I am an Multimedia Journalist specializing in Travel, Tech and Wellness; a former Digital Marketing manager for travel brands and the owner of a boutique guesthouse on the south west coast of Portugal.

My work has appeared in the New York Times Magazine, Undark, Canadian Traveller, World Nomads Australia, Nature Air Landings Costa Rica, Mountain Outlaw, Thrive Global and more. You can see some of my published works here.

I solo traveled to 47 countries before I met the man I would marry on a beach in Ipanema, and now we’re working to find the balance between creating a good life for our family, discovering the beauty of the world and having new adventures every day. My happiness is movement, so besides traveling you’ll find me surfing, yoga-ing, hiking to the top of things, seeing what’s around the next bend and visiting as many beaches as possible before I die.

This blog is as much about personal expression as a showcase for my writing, photography and video, so please feel free to peek around and get in touch if you’d like to collaborate on your awesome project.


Douglas is potentially the only Amazon-born Brazilian man with a Scottish name.

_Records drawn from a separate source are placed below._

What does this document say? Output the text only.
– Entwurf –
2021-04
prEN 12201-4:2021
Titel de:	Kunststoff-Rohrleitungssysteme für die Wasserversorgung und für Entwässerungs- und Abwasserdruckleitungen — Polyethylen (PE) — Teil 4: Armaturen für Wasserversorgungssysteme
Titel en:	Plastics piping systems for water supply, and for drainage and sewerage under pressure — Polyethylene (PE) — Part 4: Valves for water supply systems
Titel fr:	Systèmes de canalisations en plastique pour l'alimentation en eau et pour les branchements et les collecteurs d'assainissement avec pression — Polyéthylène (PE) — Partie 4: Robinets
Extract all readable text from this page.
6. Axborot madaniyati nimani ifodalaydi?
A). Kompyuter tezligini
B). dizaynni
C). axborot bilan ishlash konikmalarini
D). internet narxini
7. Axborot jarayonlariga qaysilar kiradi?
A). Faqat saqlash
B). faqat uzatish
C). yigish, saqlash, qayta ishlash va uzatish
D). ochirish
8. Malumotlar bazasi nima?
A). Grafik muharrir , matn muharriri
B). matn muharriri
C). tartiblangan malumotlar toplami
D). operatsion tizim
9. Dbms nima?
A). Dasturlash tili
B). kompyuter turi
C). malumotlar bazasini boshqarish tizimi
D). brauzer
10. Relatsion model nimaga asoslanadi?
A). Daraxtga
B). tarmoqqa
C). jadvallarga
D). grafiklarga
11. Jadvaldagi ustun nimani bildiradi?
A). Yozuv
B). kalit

There is absolutely no reason why he has it. when Douglas and I first met he didn’t even speak of English, let alone Scottish. Douglas had, in fact, never left Brazil before his life took a turn for the crazy and he ran into me on the beach in Ipanema. Now he’s got dozens of passport stamps, and everything since then has been a testimony to how much this man loves me, or how weird he likes his world to be. When I’m not dragging him across the globe, Douglas loves to surf, is a semi-professional paddle-board racer, kills at pickup soccer, eats arroz-fejião like it’s going out of style and plays an excellent samba tune on the cavaquinho. Basically, one giant Brazilian stereotype wrapped in a Kelly Slater look-a-like package.


Our first baby is of the four-legged type. She’s a Rhodesian Ridgeback mix, from a small farm in the middle of a Caribbean island. We didn’t really mean to adopt Brisa, because traveling with a 65 pound dog is a ridiculous feat. However, we knew we couldn’t leave her. Brisa had been brought in to be the guard dog at the house we had lived at in the Caribbean, where no one really took care of her. We started loving her, and soon realized that if we left her behind, she would never again see the beach or sleep inside. So, Brisa became family, just a few months before Noa was born. Brisa loves cans of tuna, sleeping on the bed, as much pizza as she can eat, and making friends with every possible human being she meets ever (as long as they feed or pet her), and robbing and eating entire sticks of butter off the counter. Gross.


My littlest baby is named Noa, although we have so many nicknames for him we’re pretty sure it’ll be years before he knows his real name. Noa is our little Brazilian-American monstrinho, who was born on a on the living room floor in a beachfront house on a Caribbean island. Our water-loving homezinho surfed with mama in her belly until right before he was born, so he loved the ocean and playing in the waves from the start. He also loves eating sand, singing really loud and coconut-banana smoothies. With three nationalities, two languages spoken at home and crazy hippy-surfer parents who are addicted to travel, quite a life is in store for our little beach bum.